Durante o isolamento social, tenho lido muito sobre como as pessoas se comportam no que diz respeito às suas mídias. Fico dias inteiros, e noites inteiras, só acompanhando a lógica dos algoritmos. Pude assistir a muitas lives, inclusive com profissionais da psicologia, e a opinião maciça é sempre que uma exposição prolongada ao ambiente virtual pode até prejudicar a saúde, mas por outro lado abre espaço para campos mentais praticamente inexplorados. Existem mecanismos cerebrais que, sobretudo nos momentos de exceção como esse de agora, têm potencial para nos levar pelos caminhos do mistério. E a lógica do capitalismo explora isso muito bem, porque os algoritmos da internet funcionam nessa mesma frequência, a do consumo, de uma forma que a gente não chega nem a perceber. Parece mágica quando aparece no meio de um vídeo do Youtube a propaganda de um resort cinco estrelas numa praia em Japiúba, que você vem desejando há meses.
O que meus seguidores poderiam pensar vendo surgir em suas timelines novamente aquela cena que eu vivi naquela fila de hortifrúti no Leblon (só que agora turbinada por alguns elementos que antes, na primeira postagem, eu não tinha mencionado)? Talvez eles não pensariam nada, seguiriam no fluxo mecânico de likes e comments por mais um período de tempo, quem sabe até o fim do isolamento social? Talvez pensariam que não passa de invenção, de um truque só para sustentar um sucesso nas redes e, portanto, na vida.

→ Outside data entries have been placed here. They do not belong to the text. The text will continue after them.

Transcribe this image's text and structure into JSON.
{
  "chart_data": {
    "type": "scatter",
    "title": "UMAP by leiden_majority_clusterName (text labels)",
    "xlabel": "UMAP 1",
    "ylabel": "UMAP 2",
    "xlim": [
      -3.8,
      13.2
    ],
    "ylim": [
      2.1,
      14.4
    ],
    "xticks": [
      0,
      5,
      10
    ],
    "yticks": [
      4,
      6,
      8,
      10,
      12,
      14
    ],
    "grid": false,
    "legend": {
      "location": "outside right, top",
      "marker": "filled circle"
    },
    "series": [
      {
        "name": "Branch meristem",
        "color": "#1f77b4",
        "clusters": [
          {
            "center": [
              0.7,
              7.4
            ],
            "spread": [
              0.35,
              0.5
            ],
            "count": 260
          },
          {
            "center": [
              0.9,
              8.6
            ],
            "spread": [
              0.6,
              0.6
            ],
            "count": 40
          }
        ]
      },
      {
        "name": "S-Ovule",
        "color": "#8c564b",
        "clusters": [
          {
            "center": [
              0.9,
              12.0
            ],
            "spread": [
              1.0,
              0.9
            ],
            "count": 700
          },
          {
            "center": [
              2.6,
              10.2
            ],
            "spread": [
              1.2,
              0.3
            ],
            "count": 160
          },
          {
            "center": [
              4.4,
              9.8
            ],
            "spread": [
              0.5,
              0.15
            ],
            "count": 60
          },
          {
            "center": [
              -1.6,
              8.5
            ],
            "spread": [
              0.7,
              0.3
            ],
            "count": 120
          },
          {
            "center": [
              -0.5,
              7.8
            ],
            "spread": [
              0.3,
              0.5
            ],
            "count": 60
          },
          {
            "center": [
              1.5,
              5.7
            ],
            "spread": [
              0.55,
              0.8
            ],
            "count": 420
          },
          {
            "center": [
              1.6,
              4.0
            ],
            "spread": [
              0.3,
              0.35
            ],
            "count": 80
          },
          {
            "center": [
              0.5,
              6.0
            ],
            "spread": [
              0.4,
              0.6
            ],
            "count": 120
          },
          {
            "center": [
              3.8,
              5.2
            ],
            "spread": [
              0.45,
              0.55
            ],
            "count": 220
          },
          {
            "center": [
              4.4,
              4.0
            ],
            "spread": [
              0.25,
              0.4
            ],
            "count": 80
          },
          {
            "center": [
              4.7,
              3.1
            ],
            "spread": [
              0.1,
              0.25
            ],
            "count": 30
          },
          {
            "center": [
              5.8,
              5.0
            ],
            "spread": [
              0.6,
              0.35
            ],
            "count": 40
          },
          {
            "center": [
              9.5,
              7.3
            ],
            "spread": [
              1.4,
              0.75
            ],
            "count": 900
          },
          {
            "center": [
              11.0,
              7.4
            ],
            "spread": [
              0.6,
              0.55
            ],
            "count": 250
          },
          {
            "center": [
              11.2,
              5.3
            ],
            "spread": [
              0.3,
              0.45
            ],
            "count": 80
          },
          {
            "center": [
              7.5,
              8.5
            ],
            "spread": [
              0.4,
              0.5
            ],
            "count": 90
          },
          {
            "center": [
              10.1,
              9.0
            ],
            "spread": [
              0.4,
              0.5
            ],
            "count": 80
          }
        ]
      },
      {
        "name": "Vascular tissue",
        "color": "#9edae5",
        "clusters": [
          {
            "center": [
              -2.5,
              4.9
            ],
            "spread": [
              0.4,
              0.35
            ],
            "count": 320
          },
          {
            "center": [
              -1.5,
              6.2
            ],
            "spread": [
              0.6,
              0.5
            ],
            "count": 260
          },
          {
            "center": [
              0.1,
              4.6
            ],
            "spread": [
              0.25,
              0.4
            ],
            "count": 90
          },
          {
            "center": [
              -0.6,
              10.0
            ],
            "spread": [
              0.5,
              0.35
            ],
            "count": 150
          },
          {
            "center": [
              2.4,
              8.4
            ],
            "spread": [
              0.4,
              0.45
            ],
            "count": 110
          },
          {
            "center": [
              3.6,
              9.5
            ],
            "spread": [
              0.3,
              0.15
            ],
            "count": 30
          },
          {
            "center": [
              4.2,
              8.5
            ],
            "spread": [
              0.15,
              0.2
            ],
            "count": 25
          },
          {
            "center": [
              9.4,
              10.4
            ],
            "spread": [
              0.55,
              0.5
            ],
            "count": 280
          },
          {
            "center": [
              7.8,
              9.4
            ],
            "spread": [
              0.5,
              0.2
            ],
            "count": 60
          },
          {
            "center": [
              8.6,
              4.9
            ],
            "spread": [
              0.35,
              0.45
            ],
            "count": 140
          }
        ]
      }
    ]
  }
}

Refletia sobre algumas questões quando encontrei, numa lojinha virtual de jogos, um aplicativo prometendo a realização de uma vontade especial do usuário. Uma única vontade. Comentei sobre essa minha descoberta num fórum anônimo de discussão na internet que eu frequento e, claro, todo mundo ali desconversou, me disseram que esse tipo de coisa não deve existir. Claro que não.
Por semanas, eu não fiz mais nada a não ser me concentrar na maneira correta de escrever um pedido certeiro. Era uma obsessão me colocar de volta exatamente lá naquela fila, à frente do casal que conversava, no hortifrúti, sobre as coisas desse nosso bairro. Achei uma forma de provar para todo mundo como aconteceu a tal conversa — de verdade —, me veio uma espécie de gênio da lâmpada só que concedendo apenas um desejo, e não três. O gênio segue um protocolo, mas os termos de uso me permitem pedir quase todas as coisas: um caminhão atopetado de barras de ouro, a morte de todos os meus inimigos, a paz mundial. Decidi voltar naquele dia específico, na hora exata, naquele lugar. E dessa vez eu vou tomar uma atitude, pode crer, não vou deixar barato não.